# Sizing help needed, IF crown jewel



## narlus (May 31, 2006)

hey - was wondering how the IF typically run, sizing-wise. i'm about 5'9" with an inseam of 30.25", and am looking at a 55cm frame (it's not built up). since i'm a strict mtb rider, i wouldn't even know what a correctly sized frame would feel like, but a couple of roadie friends told that 54-55 should be a good size.

any help is appreciated.


----------



## Indyfan (Mar 30, 2004)

*IF Sizing*

It would depend on if the bike has some odd dimensions. IF's are mostly made-to-measure. Back when they did offer a "standard" size option they were very similar to Lemond geometry. I would try to take a tape measure to the frame. Measure from a spot in the center of where two tunes meet to the appropriate opposite joint. If the top tube is not level, try to estimate level, unless the frame has fork, headset and wheels attached... Your leg, torso and arm-length measurements would help determine more closely (as well as a fexibility assessment), but a 54 or 55 with reasonably normal top-tube, head-tube lengths and head and seat tube angles will probably work pretty well fro you. Once you take the plunge into a road bike, have someone EXPERIENCED work with you to get your riding position right.

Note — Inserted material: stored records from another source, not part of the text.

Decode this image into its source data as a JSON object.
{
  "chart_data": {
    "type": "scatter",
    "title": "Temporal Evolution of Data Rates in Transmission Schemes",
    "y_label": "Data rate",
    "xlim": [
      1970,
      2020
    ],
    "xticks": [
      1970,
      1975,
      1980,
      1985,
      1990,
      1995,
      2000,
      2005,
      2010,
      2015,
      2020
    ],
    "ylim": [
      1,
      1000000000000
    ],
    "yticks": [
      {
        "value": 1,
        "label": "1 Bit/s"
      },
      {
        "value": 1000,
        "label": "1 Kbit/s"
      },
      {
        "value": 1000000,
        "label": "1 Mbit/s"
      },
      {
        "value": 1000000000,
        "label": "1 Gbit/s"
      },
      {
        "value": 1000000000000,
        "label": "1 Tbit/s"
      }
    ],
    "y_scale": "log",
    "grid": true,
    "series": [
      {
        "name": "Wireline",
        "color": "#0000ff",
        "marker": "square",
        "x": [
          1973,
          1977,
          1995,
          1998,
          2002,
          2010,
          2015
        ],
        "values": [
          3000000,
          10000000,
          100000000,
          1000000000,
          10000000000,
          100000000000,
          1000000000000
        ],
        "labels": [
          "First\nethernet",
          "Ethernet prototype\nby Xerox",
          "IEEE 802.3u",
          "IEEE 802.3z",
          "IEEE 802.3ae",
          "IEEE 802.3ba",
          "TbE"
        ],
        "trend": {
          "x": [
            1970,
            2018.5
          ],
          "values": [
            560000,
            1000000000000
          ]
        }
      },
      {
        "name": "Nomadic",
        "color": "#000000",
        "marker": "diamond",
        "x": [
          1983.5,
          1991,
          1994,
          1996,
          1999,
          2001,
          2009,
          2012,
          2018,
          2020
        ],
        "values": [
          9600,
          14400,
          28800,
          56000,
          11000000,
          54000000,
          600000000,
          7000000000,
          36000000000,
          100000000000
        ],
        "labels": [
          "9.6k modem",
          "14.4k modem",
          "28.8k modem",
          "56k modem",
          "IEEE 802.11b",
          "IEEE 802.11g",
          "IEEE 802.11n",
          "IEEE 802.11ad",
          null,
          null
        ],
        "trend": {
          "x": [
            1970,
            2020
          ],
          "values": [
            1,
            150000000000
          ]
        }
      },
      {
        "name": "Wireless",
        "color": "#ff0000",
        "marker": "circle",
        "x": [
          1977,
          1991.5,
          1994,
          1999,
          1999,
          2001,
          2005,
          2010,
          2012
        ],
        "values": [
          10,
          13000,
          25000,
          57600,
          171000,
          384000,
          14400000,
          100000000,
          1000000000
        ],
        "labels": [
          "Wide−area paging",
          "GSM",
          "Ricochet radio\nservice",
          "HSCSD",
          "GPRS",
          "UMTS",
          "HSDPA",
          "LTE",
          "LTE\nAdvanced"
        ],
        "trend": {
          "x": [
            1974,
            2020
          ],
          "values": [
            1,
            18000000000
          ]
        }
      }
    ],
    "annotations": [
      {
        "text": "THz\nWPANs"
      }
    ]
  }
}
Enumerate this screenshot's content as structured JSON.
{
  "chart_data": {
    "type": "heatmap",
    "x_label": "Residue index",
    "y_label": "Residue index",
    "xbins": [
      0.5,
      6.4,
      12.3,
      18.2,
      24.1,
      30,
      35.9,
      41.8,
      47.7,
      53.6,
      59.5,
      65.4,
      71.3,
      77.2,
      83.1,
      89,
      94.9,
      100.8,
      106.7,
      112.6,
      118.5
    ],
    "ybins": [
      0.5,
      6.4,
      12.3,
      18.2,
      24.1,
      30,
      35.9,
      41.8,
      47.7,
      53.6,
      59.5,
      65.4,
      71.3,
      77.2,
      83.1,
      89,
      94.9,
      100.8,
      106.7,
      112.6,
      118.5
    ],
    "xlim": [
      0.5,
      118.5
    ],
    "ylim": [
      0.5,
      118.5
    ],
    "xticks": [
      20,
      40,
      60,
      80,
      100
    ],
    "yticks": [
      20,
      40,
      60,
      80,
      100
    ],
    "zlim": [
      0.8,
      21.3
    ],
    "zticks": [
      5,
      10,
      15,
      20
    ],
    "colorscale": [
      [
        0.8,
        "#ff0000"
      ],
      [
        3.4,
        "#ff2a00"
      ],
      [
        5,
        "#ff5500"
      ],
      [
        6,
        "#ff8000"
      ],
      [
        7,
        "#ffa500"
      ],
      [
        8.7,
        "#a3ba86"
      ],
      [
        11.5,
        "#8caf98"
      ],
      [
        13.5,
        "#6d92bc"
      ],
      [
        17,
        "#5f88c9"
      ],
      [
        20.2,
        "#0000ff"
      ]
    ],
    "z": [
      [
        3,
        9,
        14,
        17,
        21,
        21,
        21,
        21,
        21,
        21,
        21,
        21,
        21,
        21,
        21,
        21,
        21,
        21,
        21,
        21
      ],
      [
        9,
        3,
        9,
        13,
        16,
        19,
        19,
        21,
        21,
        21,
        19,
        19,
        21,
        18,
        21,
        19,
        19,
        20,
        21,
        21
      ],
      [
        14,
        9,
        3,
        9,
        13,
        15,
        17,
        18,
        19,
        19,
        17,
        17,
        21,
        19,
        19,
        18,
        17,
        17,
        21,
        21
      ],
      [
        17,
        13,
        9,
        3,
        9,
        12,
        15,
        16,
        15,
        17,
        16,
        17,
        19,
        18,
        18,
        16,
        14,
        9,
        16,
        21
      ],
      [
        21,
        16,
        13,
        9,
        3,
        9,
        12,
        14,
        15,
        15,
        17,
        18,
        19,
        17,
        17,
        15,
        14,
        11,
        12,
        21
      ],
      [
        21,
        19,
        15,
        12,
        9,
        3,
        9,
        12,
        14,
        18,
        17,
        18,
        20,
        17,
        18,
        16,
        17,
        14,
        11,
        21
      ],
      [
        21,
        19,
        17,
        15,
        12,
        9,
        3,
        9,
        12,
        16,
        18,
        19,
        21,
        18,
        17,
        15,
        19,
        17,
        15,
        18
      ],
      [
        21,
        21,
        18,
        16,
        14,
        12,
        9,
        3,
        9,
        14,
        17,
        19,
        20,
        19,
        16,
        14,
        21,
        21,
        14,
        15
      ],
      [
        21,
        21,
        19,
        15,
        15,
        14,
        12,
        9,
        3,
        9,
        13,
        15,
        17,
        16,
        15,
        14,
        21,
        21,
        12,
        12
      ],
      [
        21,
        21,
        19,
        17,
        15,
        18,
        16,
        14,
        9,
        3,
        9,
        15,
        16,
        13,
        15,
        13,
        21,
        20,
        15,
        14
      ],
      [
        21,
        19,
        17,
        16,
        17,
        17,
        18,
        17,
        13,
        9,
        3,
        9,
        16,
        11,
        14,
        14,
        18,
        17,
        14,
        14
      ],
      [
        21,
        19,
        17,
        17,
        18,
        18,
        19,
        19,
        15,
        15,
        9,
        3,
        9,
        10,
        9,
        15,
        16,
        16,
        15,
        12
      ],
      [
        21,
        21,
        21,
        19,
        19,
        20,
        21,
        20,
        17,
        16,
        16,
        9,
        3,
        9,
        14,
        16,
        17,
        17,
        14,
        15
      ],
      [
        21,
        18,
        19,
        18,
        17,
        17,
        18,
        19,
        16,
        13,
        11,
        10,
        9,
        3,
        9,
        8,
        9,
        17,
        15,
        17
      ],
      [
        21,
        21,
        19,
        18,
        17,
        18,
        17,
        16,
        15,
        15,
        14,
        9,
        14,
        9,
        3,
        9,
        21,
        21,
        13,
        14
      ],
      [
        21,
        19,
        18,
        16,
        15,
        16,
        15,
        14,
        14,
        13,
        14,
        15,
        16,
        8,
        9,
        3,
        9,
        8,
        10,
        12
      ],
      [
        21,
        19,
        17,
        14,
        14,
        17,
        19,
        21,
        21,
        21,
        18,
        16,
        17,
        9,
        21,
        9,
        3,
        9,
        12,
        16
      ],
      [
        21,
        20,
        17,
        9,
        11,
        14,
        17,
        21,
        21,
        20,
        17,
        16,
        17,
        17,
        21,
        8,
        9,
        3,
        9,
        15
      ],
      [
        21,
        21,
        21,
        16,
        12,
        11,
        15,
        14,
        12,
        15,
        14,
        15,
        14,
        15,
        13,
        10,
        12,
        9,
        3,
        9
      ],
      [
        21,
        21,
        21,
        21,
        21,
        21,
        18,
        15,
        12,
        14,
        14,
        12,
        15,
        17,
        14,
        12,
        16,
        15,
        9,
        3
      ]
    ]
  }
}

Don't hesitate to pay good money for this, it will mean the difference between learning to love road riding and thinking we're all nuts on the pavement...

Bob


----------



## narlus (May 31, 2006)

thanks for the reply, bob. it's an older frame ('00), and i am getting the top tube measurement from the seller now.

in terms of getting the riding position right, once the frame is set, i guess the only other adjustments would be the stem length, perhaps a post choice (straight or offset), and/or saddle rail clamp position?


----------